Hi, actually there is no difference in terms of performance. We did this for faster convergence for less gradients and computation involved. Yes, flow supervision is per-frame as the way of per-frame optical flow.

Qmebius commented 6 months ago

In your testing phase, do you save 3D Gaussian PLY file for each frame, or can you directly obtain the 3D Gaussian at time t? Does your work belong to deform-based methods?

Zerg-Overmind commented 6 months ago

Hi, most 4D Gaussian-based methods initialize 3D Gaussian at 1st frame and then do deformation (e.g., DreamGaussian4D) or parameterize 3D Gaussians with time t (e.g., RT-4DGS), not directly obtain 3D Gaussian from scratch. Though our method does not restricted to the forms of moving 3D Gaussians.

WUMINGCHAzero commented 6 months ago

I'm also curious about the training details. In 4D reconstruction task, did you apply the optical flow loss to all frames all at once? Or still frame-by-frame? How much did it slow down the training?

Thanks for your great work! Look forward to your reply!

Zerg-Overmind commented 6 months ago

Hi, not sure what do you mean by "apply the optical flow loss to all frames all at once", because for most 4D methods they do not calculate loss at all frames all at once neither. The training is actually: 1) calculate optical flow between every two consecutive time steps/frames offline with some off-the-shelf optical flow methods 2) following exactly what most 4D Gaussian-based methods do, which is to calculate loss (here it includes both photometric loss and our flow loss) at every two consecutive time steps/frames.

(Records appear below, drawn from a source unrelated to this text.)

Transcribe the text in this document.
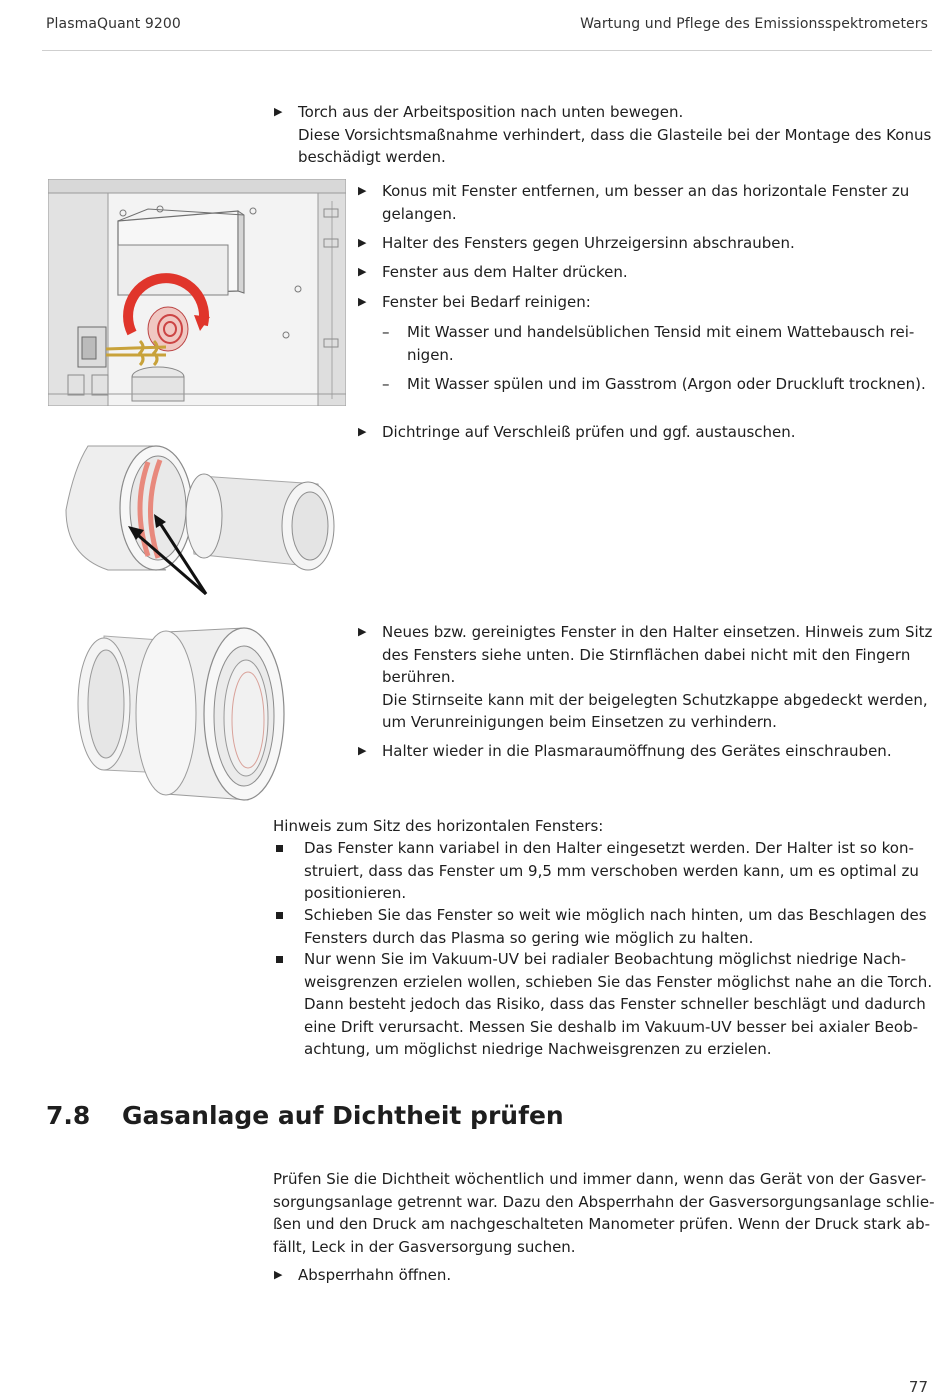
PlasmaQuant 9200	Wartung und Pflege des Emissionsspektrometers
▶ Torch aus der Arbeitsposition nach unten bewegen.
Diese Vorsichtsmaßnahme verhindert, dass die Glasteile bei der Montage des Konus
beschädigt werden.
▶ Konus mit Fenster entfernen, um besser an das horizontale Fenster zu
gelangen.
▶ Halter des Fensters gegen Uhrzeigersinn abschrauben.
▶ Fenster aus dem Halter drücken.
▶ Fenster bei Bedarf reinigen:
– Mit Wasser und handelsüblichen Tensid mit einem Wattebausch rei-
nigen.
– Mit Wasser spülen und im Gasstrom (Argon oder Druckluft trocknen).
▶ Dichtringe auf Verschleiß prüfen und ggf. austauschen.
▶ Neues bzw. gereinigtes Fenster in den Halter einsetzen. Hinweis zum Sitz
des Fensters siehe unten. Die Stirnflächen dabei nicht mit den Fingern
berühren.
Die Stirnseite kann mit der beigelegten Schutzkappe abgedeckt werden,
um Verunreinigungen beim Einsetzen zu verhindern.
▶ Halter wieder in die Plasmaraumöffnung des Gerätes einschrauben.
Hinweis zum Sitz des horizontalen Fensters:
Das Fenster kann variabel in den Halter eingesetzt werden. Der Halter ist so kon-
struiert, dass das Fenster um 9,5 mm verschoben werden kann, um es optimal zu
positionieren.
Schieben Sie das Fenster so weit wie möglich nach hinten, um das Beschlagen des
Fensters durch das Plasma so gering wie möglich zu halten.
Nur wenn Sie im Vakuum-UV bei radialer Beobachtung möglichst niedrige Nach-
weisgrenzen erzielen wollen, schieben Sie das Fenster möglichst nahe an die Torch.
Dann besteht jedoch das Risiko, dass das Fenster schneller beschlägt und dadurch
eine Drift verursacht. Messen Sie deshalb im Vakuum-UV besser bei axialer Beob-
achtung, um möglichst niedrige Nachweisgrenzen zu erzielen.
7.8 Gasanlage auf Dichtheit prüfen
Prüfen Sie die Dichtheit wöchentlich und immer dann, wenn das Gerät von der Gasver-
sorgungsanlage getrennt war. Dazu den Absperrhahn der Gasversorgungsanlage schlie-
ßen und den Druck am nachgeschalteten Manometer prüfen. Wenn der Druck stark ab-
fällt, Leck in der Gasversorgung suchen.
▶ Absperrhahn öffnen.
77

WUMINGCHAzero commented 6 months ago

I want to know whether you train one frame, then fix this, and train the next frame, just like what you do to 4D generation. Or you train multiple frames together?

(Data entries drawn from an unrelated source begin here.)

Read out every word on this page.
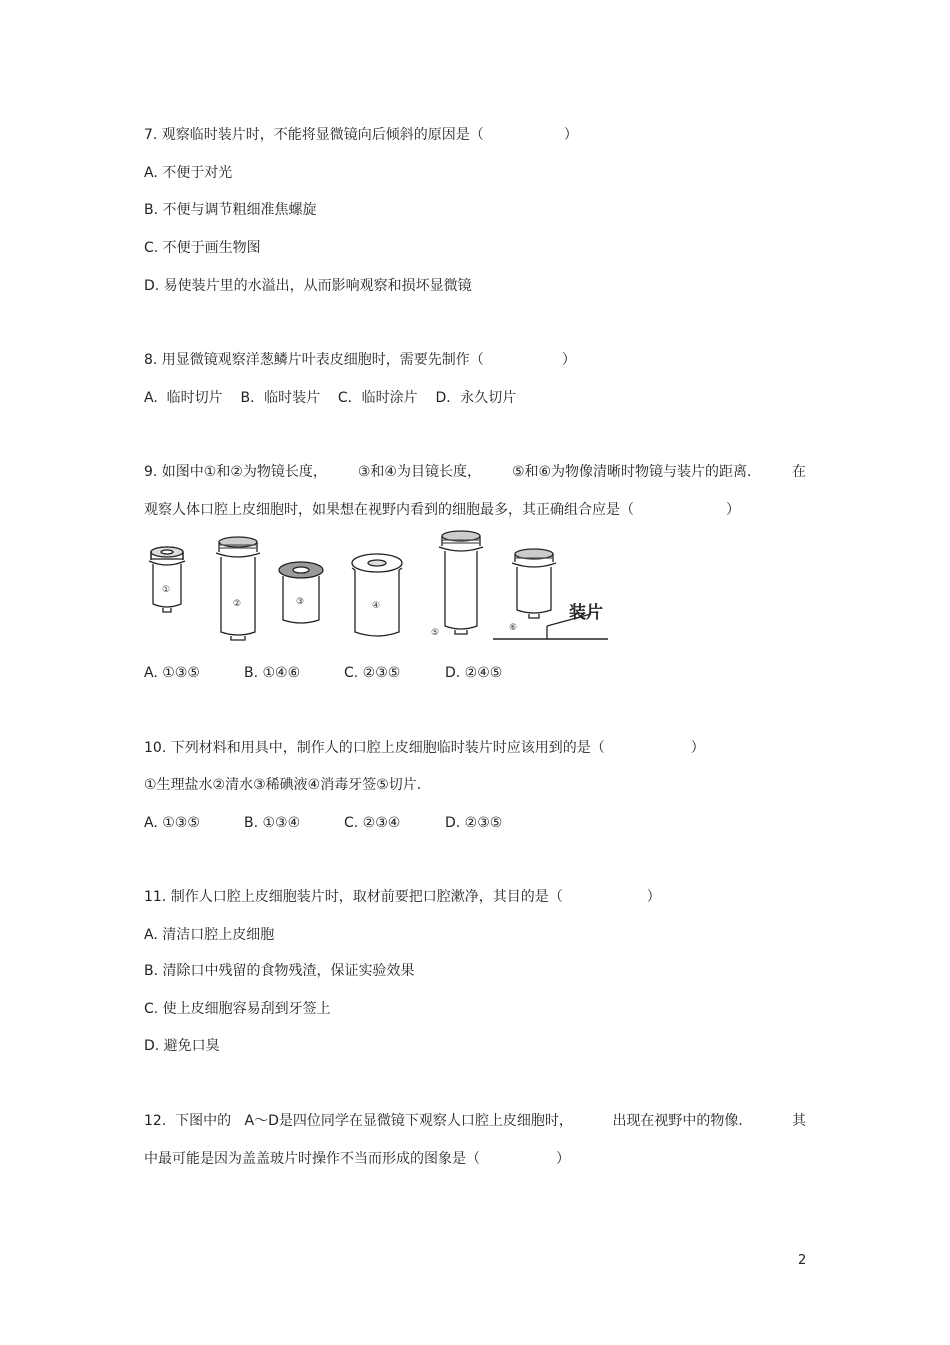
7. 观察临时装片时，不能将显微镜向后倾斜的原因是（	）
A. 不便于对光
B. 不便与调节粗细准焦螺旋
C. 不便于画生物图
D. 易使装片里的水溢出，从而影响观察和损坏显微镜
8. 用显微镜观察洋葱鳞片叶表皮细胞时，需要先制作（	）
A.  临时切片    B．临时装片    C．临时涂片    D．永久切片
9. 如图中①和②为物镜长度， ③和④为目镜长度， ⑤和⑥为物像清晰时物镜与装片的距离． 在
观察人体口腔上皮细胞时，如果想在视野内看到的细胞最多，其正确组合应是（	）
①
②	③	④
⑤	⑥
装片
A. ①③⑤	B. ①④⑥	C. ②③⑤	D. ②④⑤
10. 下列材料和用具中，制作人的口腔上皮细胞临时装片时应该用到的是（	）
①生理盐水②清水③稀碘液④消毒牙签⑤切片.
A. ①③⑤	B. ①③④	C. ②③④	D. ②③⑤
11. 制作人口腔上皮细胞装片时，取材前要把口腔漱净，其目的是（	）
A. 清洁口腔上皮细胞
B. 清除口中残留的食物残渣，保证实验效果
C. 使上皮细胞容易刮到牙签上
D. 避免口臭
12.  下图中的   A～D是四位同学在显微镜下观察人口腔上皮细胞时，	出现在视野中的物像．	其
中最可能是因为盖盖玻片时操作不当而形成的图象是（	）
2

Zerg-Overmind commented 6 months ago

The loss is calculated by batch and your batch size can be larger than 1 if you have large GPU memory.

Zerg-Overmind commented 6 months ago

If you are talking about the comments in our pseudo code, "fix one frame and train the next frame" actually means the gradient, which only for updating the network at t_2 instead of t_1 and t_2.

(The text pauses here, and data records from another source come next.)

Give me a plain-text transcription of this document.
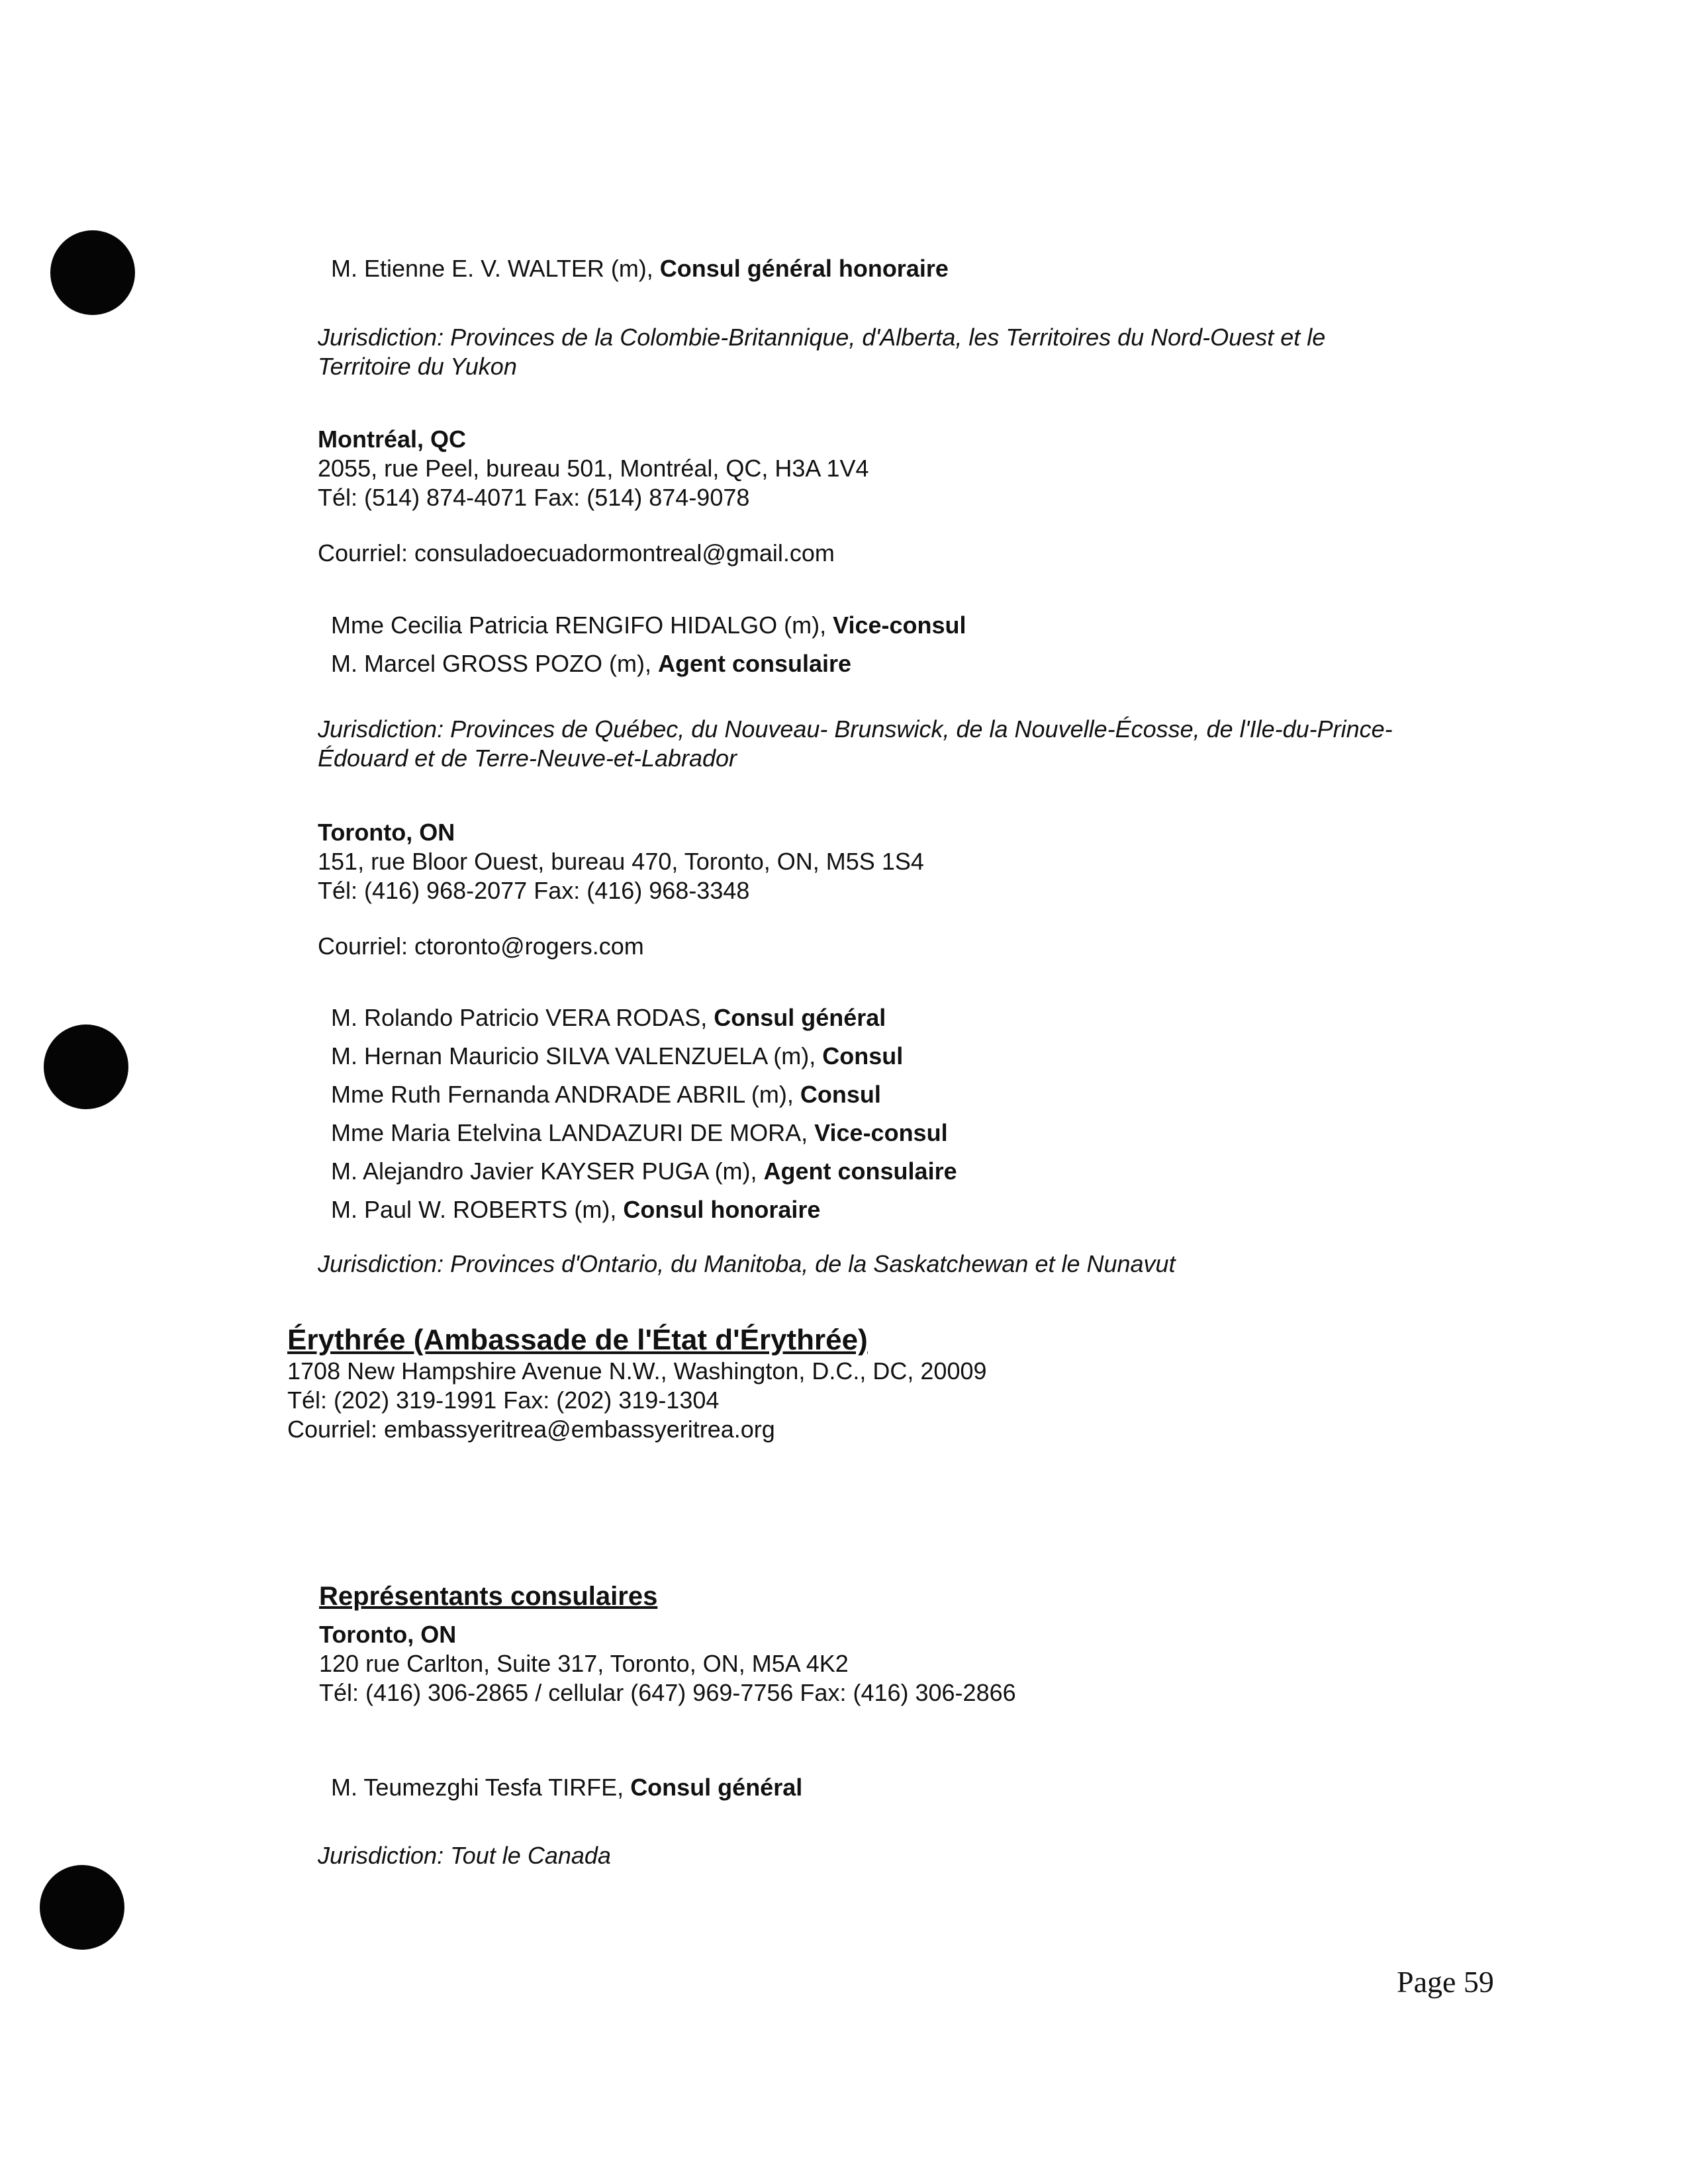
M. Etienne E. V. WALTER (m), Consul général honoraire
Jurisdiction: Provinces de la Colombie-Britannique, d'Alberta, les Territoires du Nord-Ouest et le Territoire du Yukon
Montréal, QC
2055, rue Peel, bureau 501, Montréal, QC, H3A 1V4
Tél: (514) 874-4071 Fax: (514) 874-9078
Courriel: consuladoecuadormontreal@gmail.com
Mme Cecilia Patricia RENGIFO HIDALGO (m), Vice-consul
M. Marcel GROSS POZO (m), Agent consulaire
Jurisdiction: Provinces de Québec, du Nouveau- Brunswick, de la Nouvelle-Écosse, de l'Ile-du-Prince-Édouard et de Terre-Neuve-et-Labrador
Toronto, ON
151, rue Bloor Ouest, bureau 470, Toronto, ON, M5S 1S4
Tél: (416) 968-2077 Fax: (416) 968-3348
Courriel: ctoronto@rogers.com
M. Rolando Patricio VERA RODAS, Consul général
M. Hernan Mauricio SILVA VALENZUELA (m), Consul
Mme Ruth Fernanda ANDRADE ABRIL (m), Consul
Mme Maria Etelvina LANDAZURI DE MORA, Vice-consul
M. Alejandro Javier KAYSER PUGA (m), Agent consulaire
M. Paul W. ROBERTS (m), Consul honoraire
Jurisdiction: Provinces d'Ontario, du Manitoba, de la Saskatchewan et le Nunavut
Érythrée (Ambassade de l'État d'Érythrée)
1708 New Hampshire Avenue N.W., Washington, D.C., DC, 20009
Tél: (202) 319-1991 Fax: (202) 319-1304
Courriel: embassyeritrea@embassyeritrea.org
Représentants consulaires
Toronto, ON
120 rue Carlton, Suite 317, Toronto, ON, M5A 4K2
Tél: (416) 306-2865 / cellular (647) 969-7756 Fax: (416) 306-2866
M. Teumezghi Tesfa TIRFE, Consul général
Jurisdiction: Tout le Canada
Page 59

WUMINGCHAzero commented 6 months ago

I get it. Thanks a lot! : )

WUMINGCHAzero commented 6 months ago

I'm also curious about the training speed, if batch size >1, for example, 16, will the forward and backward of the optical flow loss slow down the training significantly?

Zerg-Overmind commented 6 months ago

Yes it will definitely slow down the training when adding our flow supervision. But in you case, since you backprop the gradient only once every 16 instances (one batch) instead of 16 times backprop (batchsize=1), so I am not quite sure whether it will really slow down the training too much or not...

WUMINGCHAzero commented 6 months ago

Ok. Thank you again 👍

Zerg-Overmind commented 6 months ago

No problem, backprop (loss.backward()) is the most time consuming step, what you really need to care about is the number of backprop during your entire training loop instead of batch size. You are welcome to raise any other qustions & comments.